Here’s an article by Daniel Goleman about the ways in which human brains can share mental states and affect each other’s physiology. (It’s in the New York Times; free registration required.) Goleman sums up the opinion of two researchers in the field thus: “emotional closeness allows the biology of one person to influence that of the other”. Goleman talks about mirror neurons, mood contagion, and how these might be related to the physical health benefits of being happily married and having a circle of good friends. It’s fascinating stuff; I’d like to see more research into the mechanisms involved and the specifics of how health is affected by the emotional climate around us.
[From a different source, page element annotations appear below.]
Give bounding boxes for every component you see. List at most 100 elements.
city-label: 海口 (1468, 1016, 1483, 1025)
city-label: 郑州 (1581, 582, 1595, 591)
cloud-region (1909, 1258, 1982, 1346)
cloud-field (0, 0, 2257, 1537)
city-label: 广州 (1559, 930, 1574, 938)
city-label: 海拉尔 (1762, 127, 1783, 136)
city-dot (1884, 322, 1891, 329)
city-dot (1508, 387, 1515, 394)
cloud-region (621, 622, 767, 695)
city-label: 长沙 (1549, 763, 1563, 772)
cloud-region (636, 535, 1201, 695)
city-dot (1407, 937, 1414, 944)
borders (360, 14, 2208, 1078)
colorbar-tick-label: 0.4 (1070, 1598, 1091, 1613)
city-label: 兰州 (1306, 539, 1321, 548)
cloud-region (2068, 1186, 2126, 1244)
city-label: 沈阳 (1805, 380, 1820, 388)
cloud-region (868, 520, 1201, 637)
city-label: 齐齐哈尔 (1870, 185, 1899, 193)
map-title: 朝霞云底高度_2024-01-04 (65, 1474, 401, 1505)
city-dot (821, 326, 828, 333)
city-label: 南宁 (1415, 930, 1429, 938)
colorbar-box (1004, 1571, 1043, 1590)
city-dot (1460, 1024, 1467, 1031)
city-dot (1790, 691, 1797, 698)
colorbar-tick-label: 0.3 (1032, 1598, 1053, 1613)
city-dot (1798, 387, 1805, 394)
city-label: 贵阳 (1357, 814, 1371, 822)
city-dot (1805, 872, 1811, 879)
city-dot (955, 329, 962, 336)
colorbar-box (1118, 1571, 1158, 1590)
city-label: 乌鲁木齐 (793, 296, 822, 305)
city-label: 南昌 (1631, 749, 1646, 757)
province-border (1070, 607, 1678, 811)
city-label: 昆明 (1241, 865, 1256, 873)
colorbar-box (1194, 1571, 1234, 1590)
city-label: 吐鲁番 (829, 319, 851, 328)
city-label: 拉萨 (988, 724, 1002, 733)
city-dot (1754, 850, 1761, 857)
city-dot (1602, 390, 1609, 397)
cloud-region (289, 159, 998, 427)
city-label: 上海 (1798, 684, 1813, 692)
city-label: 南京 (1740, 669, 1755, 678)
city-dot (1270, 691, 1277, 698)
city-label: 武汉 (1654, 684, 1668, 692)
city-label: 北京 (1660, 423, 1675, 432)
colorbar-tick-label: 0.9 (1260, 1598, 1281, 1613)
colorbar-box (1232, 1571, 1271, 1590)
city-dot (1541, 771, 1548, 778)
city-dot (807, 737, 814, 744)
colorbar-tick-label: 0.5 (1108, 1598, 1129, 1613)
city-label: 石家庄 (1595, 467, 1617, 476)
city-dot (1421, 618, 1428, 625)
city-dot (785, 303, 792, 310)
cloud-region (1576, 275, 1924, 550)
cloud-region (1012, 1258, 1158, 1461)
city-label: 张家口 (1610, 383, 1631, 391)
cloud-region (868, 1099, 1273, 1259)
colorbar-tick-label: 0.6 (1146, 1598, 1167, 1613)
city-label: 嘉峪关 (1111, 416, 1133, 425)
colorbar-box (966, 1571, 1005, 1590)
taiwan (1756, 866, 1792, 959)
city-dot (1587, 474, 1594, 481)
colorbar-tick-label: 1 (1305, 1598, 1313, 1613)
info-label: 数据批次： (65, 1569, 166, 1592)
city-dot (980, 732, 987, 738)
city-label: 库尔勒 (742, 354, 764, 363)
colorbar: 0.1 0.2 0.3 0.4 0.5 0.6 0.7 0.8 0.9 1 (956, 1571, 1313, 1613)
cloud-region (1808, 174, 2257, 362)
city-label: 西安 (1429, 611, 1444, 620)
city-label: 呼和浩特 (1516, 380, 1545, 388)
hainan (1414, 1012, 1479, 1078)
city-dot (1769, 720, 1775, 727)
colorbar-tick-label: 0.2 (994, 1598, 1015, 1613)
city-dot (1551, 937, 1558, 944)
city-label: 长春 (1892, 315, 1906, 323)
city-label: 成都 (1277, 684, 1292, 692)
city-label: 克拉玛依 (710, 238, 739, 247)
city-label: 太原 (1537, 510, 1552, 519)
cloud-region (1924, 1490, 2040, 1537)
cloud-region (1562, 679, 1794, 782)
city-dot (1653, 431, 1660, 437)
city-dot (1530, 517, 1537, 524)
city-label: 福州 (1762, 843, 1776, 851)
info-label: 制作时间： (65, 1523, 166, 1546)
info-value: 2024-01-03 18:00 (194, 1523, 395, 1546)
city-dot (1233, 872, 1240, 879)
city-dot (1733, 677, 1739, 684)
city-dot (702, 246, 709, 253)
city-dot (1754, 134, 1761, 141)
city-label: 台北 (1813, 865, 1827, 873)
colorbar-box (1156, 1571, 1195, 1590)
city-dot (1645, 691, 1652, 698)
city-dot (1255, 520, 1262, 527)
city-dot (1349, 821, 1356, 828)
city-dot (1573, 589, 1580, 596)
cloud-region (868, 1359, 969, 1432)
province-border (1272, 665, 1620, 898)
This New York Times article describes the latest about mirror neurons, brain cells that apparently help us learn from and understand each other. Mirror neurons are present in some primates and are most sophisticated in human beings. I knew about neurons that become active both when a person performs an action and when the person observes someone else do it. (Monkeys have the same kind of mirror neurons.) If you see someone throwing a ball, for example, the same parts of your brain would activate as if you were throwing it yourself. What I learned from this article is that, more remarkably, in humans it’s not just physical actions that the mirror neurons fire for, but emotional states. Mirror neurons appear to be linked to things like learning, language, empathy, and the way that the arts affect us–in short, some of the most intriguing features of thinking meat.
Here’s an article from MSNBC on mirror neurons, brain cells that cause us to share in the mental states of others and so understand them. I’ll be interested in hearing more about how the mirror neurons work and what mental processes lead from the neurons up to our intuitive understanding of others. I’m also intrigued by the way such “mind-reading” falls short, for example when our own emotional logic or reactions are so different from another person’s that we misread him or her. Thanks to Mark for telling me about this story.